Question to all: what is better performance (less draw calls or whatever):
If I have a clothing mesh like a jacket that is zipped up vs unzipped:

  1. Should I import 2 meshes for the 2 states? (2 meshes would load in the game, share same Mat.)
  2. Or in Blender should I add the unzipped mesh (verts) as a Shapekey to the main Zipped mesh; and in UE drive the open/closed with a Morph target? (1 mesh, 1 Mat would load, but extra morph target cost on the clothing + the body morphs.)
  • Edit: I cant do #2 because Blender will not let me Join a Mesh as Shape key, if it has unequal verts. Gives an error. My unzipped mesh is too different.

To answer TRoman07:
I have a modular character with extra clothing meshes that go over the body.
So if your body is going to have a thick/thin body Morph, then you need to add that same Morph name to every clothing mesh, or else when Body changes shape, your modular Clothing will clip (overlap).
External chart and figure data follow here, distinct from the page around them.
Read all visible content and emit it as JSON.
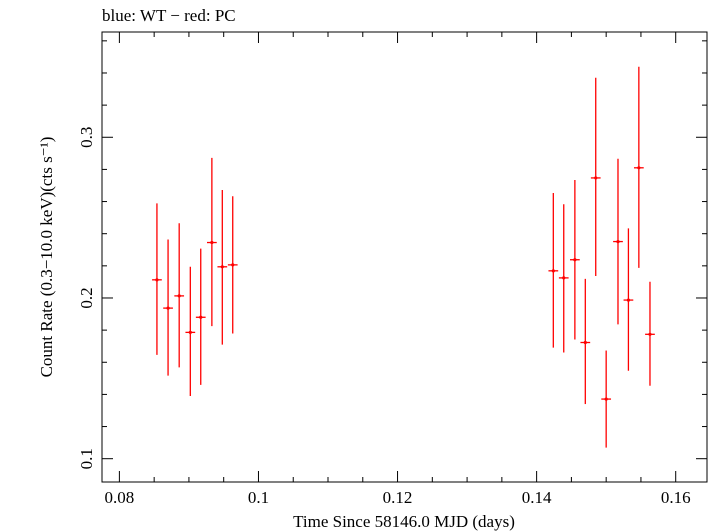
{
  "chart_data": {
    "type": "scatter",
    "title": "blue: WT − red: PC",
    "xlabel": "Time Since 58146.0 MJD (days)",
    "ylabel": "Count Rate (0.3−10.0 keV)(cts s⁻¹)",
    "xlim": [
      0.0775,
      0.1645
    ],
    "ylim": [
      0.0855,
      0.3655
    ],
    "x_ticks": [
      0.08,
      0.1,
      0.12,
      0.14,
      0.16
    ],
    "x_tick_labels": [
      "0.08",
      "0.1",
      "0.12",
      "0.14",
      "0.16"
    ],
    "y_ticks": [
      0.1,
      0.2,
      0.3
    ],
    "y_tick_labels": [
      "0.1",
      "0.2",
      "0.3"
    ],
    "grid": false,
    "series": [
      {
        "color": "#ff0000",
        "points": [
          {
            "x": 0.0854,
            "xerr": 0.0007,
            "y": 0.2113,
            "yerr_lo": 0.0467,
            "yerr_hi": 0.0476
          },
          {
            "x": 0.087,
            "xerr": 0.0007,
            "y": 0.1937,
            "yerr_lo": 0.042,
            "yerr_hi": 0.0427
          },
          {
            "x": 0.0886,
            "xerr": 0.0007,
            "y": 0.2013,
            "yerr_lo": 0.0445,
            "yerr_hi": 0.0452
          },
          {
            "x": 0.0902,
            "xerr": 0.0007,
            "y": 0.1786,
            "yerr_lo": 0.0396,
            "yerr_hi": 0.0408
          },
          {
            "x": 0.0917,
            "xerr": 0.0007,
            "y": 0.188,
            "yerr_lo": 0.0421,
            "yerr_hi": 0.0427
          },
          {
            "x": 0.0933,
            "xerr": 0.0007,
            "y": 0.2345,
            "yerr_lo": 0.052,
            "yerr_hi": 0.0527
          },
          {
            "x": 0.0948,
            "xerr": 0.0007,
            "y": 0.2194,
            "yerr_lo": 0.0484,
            "yerr_hi": 0.0478
          },
          {
            "x": 0.0963,
            "xerr": 0.0007,
            "y": 0.2206,
            "yerr_lo": 0.0427,
            "yerr_hi": 0.0427
          },
          {
            "x": 0.1424,
            "xerr": 0.0007,
            "y": 0.2169,
            "yerr_lo": 0.0478,
            "yerr_hi": 0.0484
          },
          {
            "x": 0.1439,
            "xerr": 0.0007,
            "y": 0.2125,
            "yerr_lo": 0.0464,
            "yerr_hi": 0.0458
          },
          {
            "x": 0.1455,
            "xerr": 0.0007,
            "y": 0.2238,
            "yerr_lo": 0.0496,
            "yerr_hi": 0.0496
          },
          {
            "x": 0.147,
            "xerr": 0.0007,
            "y": 0.1723,
            "yerr_lo": 0.0383,
            "yerr_hi": 0.0396
          },
          {
            "x": 0.1485,
            "xerr": 0.0007,
            "y": 0.2747,
            "yerr_lo": 0.061,
            "yerr_hi": 0.0623
          },
          {
            "x": 0.15,
            "xerr": 0.0007,
            "y": 0.1371,
            "yerr_lo": 0.0302,
            "yerr_hi": 0.0302
          },
          {
            "x": 0.1517,
            "xerr": 0.0007,
            "y": 0.2351,
            "yerr_lo": 0.0515,
            "yerr_hi": 0.0515
          },
          {
            "x": 0.1532,
            "xerr": 0.0007,
            "y": 0.1987,
            "yerr_lo": 0.044,
            "yerr_hi": 0.0446
          },
          {
            "x": 0.1547,
            "xerr": 0.0007,
            "y": 0.281,
            "yerr_lo": 0.0623,
            "yerr_hi": 0.0629
          },
          {
            "x": 0.1563,
            "xerr": 0.0007,
            "y": 0.1774,
            "yerr_lo": 0.032,
            "yerr_hi": 0.0327
          }
        ]
      }
    ]
  }
}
So in Blender, when you make the thick/thin body change (2 meshes > converted to Shape Key) - you also need to make 2 mesh versions of every clothing piece that will be affected by the body.

  • Thus I think that you should NOT use Morphs for thick/thin bodies on modular characters (many extra clothing meshes).
  • Instead you should scale a Bone (AnimBP change) that affects thickness on the Body verts/Weight paints (and thus matches on all clothes that share the same Skeleton) - if possible.
  • Then you dont need to add shapekeys to every clothing that might be affected by a body shape change.
  • But for small body changes that dont affect clothes, like Ears - then I think Morphs may be easier to setup. Not sure about performance.

Can you tell me which Cloth sim you used (what did UE4.1 call it); and was that game viable?

  • I went from UE2 to UE4.27, and now 5.3.2 is out (with a newer Cloth sim).

  • Thus I am unaware of what worked in game, if any. (I know that the 5.3 version works for previewing, but they said it is still too slow for games without a highend PC.)